Verdächtige Anfragen über „Fragen und Antworten“

Gelegentlich wird die Funktion „Fragen und Antworten“ dazu missbraucht, direkten Kontakt mit einem Verkäufer aufzunehmen und einen Kauf ausserhalb von ricardo.ch zu bewirken. Aus diesem Grund ist hier die Angabe einer E-Mail-Adresse nicht erlaubt. (Telefonnummern dürfen nur zum Zweck eines Besichtigungstermins angegeben werden.) Bitte gehen Sie nie auf solche Anfragen ein, denn bei einem direkten Verkauf ausserhalb der Plattform entfällt Ihr Verkäuferschutz. 

So erkennen Sie betrügerische Anfragen

Ein typisches Erkennungsmerkmal betrügerischen  Anfragen ist die Angabe einer mit Sonder- und Leerzeichen verschlüsselten E-Mail-Adresse. Zudem sind die Fragen oftmals in gebrochenem Deutsch verfasst. Beispiele:

  • „Ich möchte Ihre Artikel bei Ihnen kaufen was ist der letzte Preis, den Sie bereit sind, mich zu verkaufen Bitte senden Sie den Endpreis an meine Email: vorname.name 033 G.,.,.,.,.,..,.,.,.,.M.,.,.,.,.,.,.,.,.,.,A,.,.,.,.,.,.,.,..,.,.,,.,I.,.,.,.,.,.,.,.,.,.,.,,,L . C,.,.,.,.,.,.,.,.,.,,O.,.,.,.,.,.,.,.,.,,.,.M“
  • „bin interessiert, diese Waren zu kaufen, so sagen Sie mir, den Preis und den Zustand zu meiner persönlichen Mail, wo kann ich nur antworten Sie auf ( n a m e 0 1 (a t) g m a i l . c o m ) Dank“

Sobald der Kontakt direkt über E-Mail (ausserhalb von ricardo.ch) verläuft, drängen die angeblichen Interessenten zu einer schnellen Abwicklung.
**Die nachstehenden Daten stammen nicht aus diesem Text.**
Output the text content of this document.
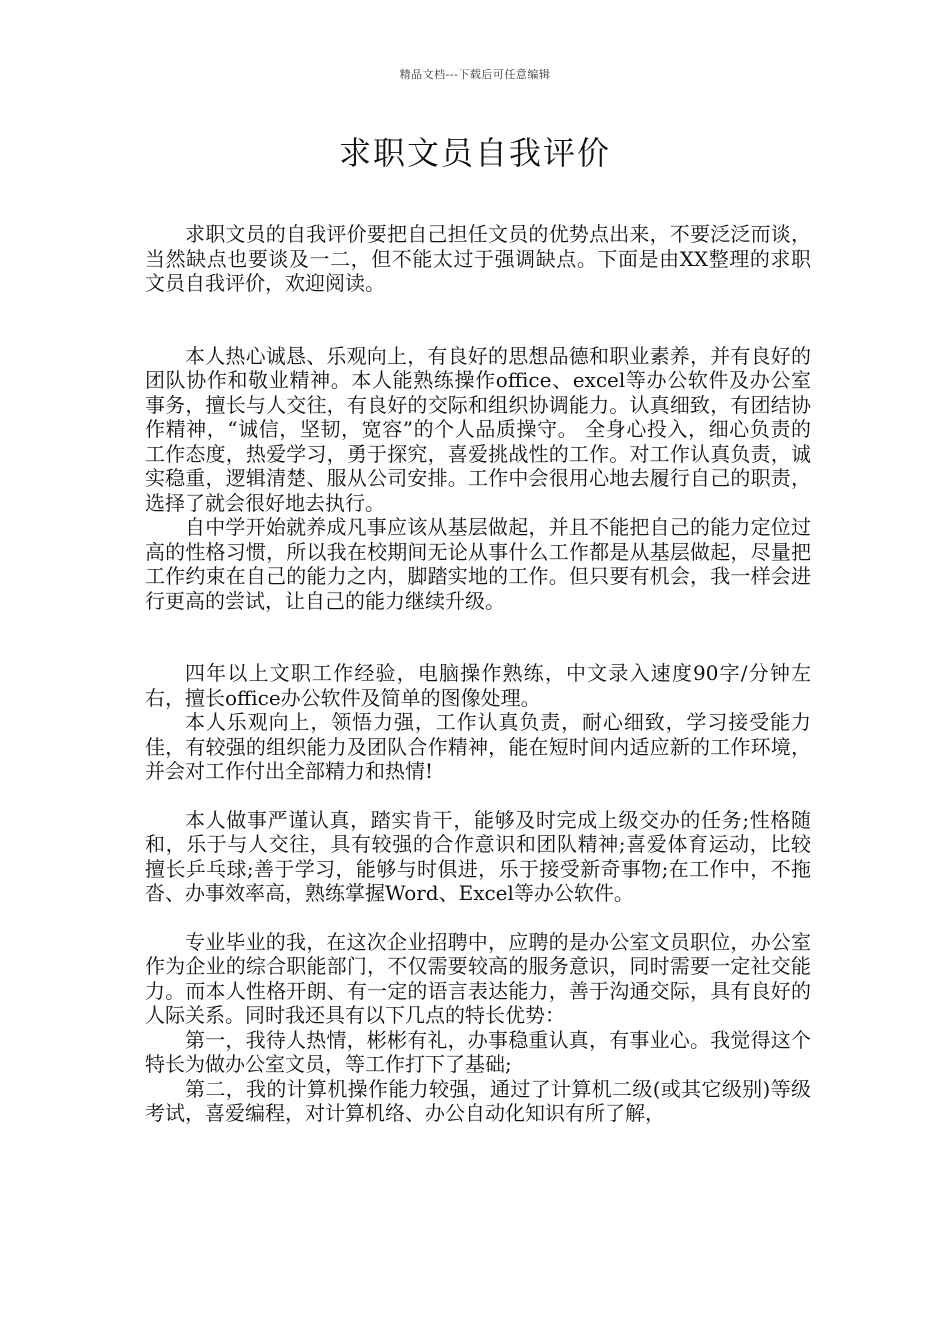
精品文档---下载后可任意编辑
求职文员自我评价

求职文员的自我评价要把自己担任文员的优势点出来，不要泛泛而谈，当然缺点也要谈及一二，但不能太过于强调缺点。下面是由XX整理的求职文员自我评价，欢迎阅读。

本人热心诚恳、乐观向上，有良好的思想品德和职业素养，并有良好的团队协作和敬业精神。本人能熟练操作office、excel等办公软件及办公室事务，擅长与人交往，有良好的交际和组织协调能力。认真细致，有团结协作精神，“诚信，坚韧，宽容”的个人品质操守。 全身心投入，细心负责的工作态度，热爱学习，勇于探究，喜爱挑战性的工作。对工作认真负责，诚实稳重，逻辑清楚、服从公司安排。工作中会很用心地去履行自己的职责，选择了就会很好地去执行。

自中学开始就养成凡事应该从基层做起，并且不能把自己的能力定位过高的性格习惯，所以我在校期间无论从事什么工作都是从基层做起，尽量把工作约束在自己的能力之内，脚踏实地的工作。但只要有机会，我一样会进行更高的尝试，让自己的能力继续升级。

四年以上文职工作经验，电脑操作熟练，中文录入速度90字/分钟左右，擅长office办公软件及简单的图像处理。

本人乐观向上，领悟力强，工作认真负责，耐心细致，学习接受能力佳，有较强的组织能力及团队合作精神，能在短时间内适应新的工作环境，并会对工作付出全部精力和热情!

本人做事严谨认真，踏实肯干，能够及时完成上级交办的任务;性格随和，乐于与人交往，具有较强的合作意识和团队精神;喜爱体育运动，比较擅长乒乓球;善于学习，能够与时俱进，乐于接受新奇事物;在工作中，不拖沓、办事效率高，熟练掌握Word、Excel等办公软件。

专业毕业的我，在这次企业招聘中，应聘的是办公室文员职位，办公室作为企业的综合职能部门，不仅需要较高的服务意识，同时需要一定社交能力。而本人性格开朗、有一定的语言表达能力，善于沟通交际，具有良好的人际关系。同时我还具有以下几点的特长优势：

第一，我待人热情，彬彬有礼，办事稳重认真，有事业心。我觉得这个特长为做办公室文员，等工作打下了基础;

第二，我的计算机操作能力较强，通过了计算机二级(或其它级别)等级考试，喜爱编程，对计算机络、办公自动化知识有所了解，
Die Betrüger wollen die Zahlung mittels PayPal, Western Union oder einer unbekannten, meist ausländischen Bank tätigen.

Die folgenden Zahlungsweisen werden dabei angewendet:

  • Gefälschter Zahlungsbeleg: Der Betrüger sendet einen gefälschten, oft unleserlichen Zahlungsbeleg von einem Geldinstitut wie PayPal, Western Union oder einem anderen ausländischen Finanzinstitut.
  • Verkäufer muss selber noch bezahlen: Der Betrüger erklärt dem Verkäufer, dass der von ihm bezahlte Betrag nur ausgezahlt werden kann, wenn der Verkäufer selber noch einen bestimmten Betrag bei dem Finanzinstitut hinterlegt. Diesen Betrag würde er nach der Abwicklung wieder zurückerhalten. Als Beweis liefert der Betrüger den gefälschten Zahlungsbeleg seines „bezahlten“ Betrags.
  • Getätigte Zahlung wird zurückgezogen: Der Betrüger bezahlt einen Teil oder den ganzen Betrag, zieht diesen nach Erstellen des Zahlungsbelegs  jedoch wieder zurück.

Die Betrüger sind nach dem Versand der Ware oder der Überweisung eines Betrags plötzlich nicht mehr erreichbar. Im schlimmsten Fall verliert der betrogene Verkäufer Ware und Geld.

 

So schützen Sie sich vor betrügerischen Anfragen

Zum Schutz vor betrügerischen Anfragen über "Frage und Antworten" empfehlen wir Ihnen:

 

  • Beantworten Sie keine Fragen per E-Mail. Antworten Sie immer direkt auf der Angebotsseite von ricardo.ch.
  • Gehen Sie nicht auf einen Verkauf ausserhalb von ricardo.ch ein. Weisen Sie Interessenten darauf hin, regulär bei einem Angebot mitzubieten. 
  •  Bitte warten Sie immer die Gutschrift des Kaufbetrages auf Ihrem eigenen Bankkonto ab, bevor Sie einen verkauften Artikel versenden. Vertrauen Sie keinen gesendeten Zahlungsbelegen.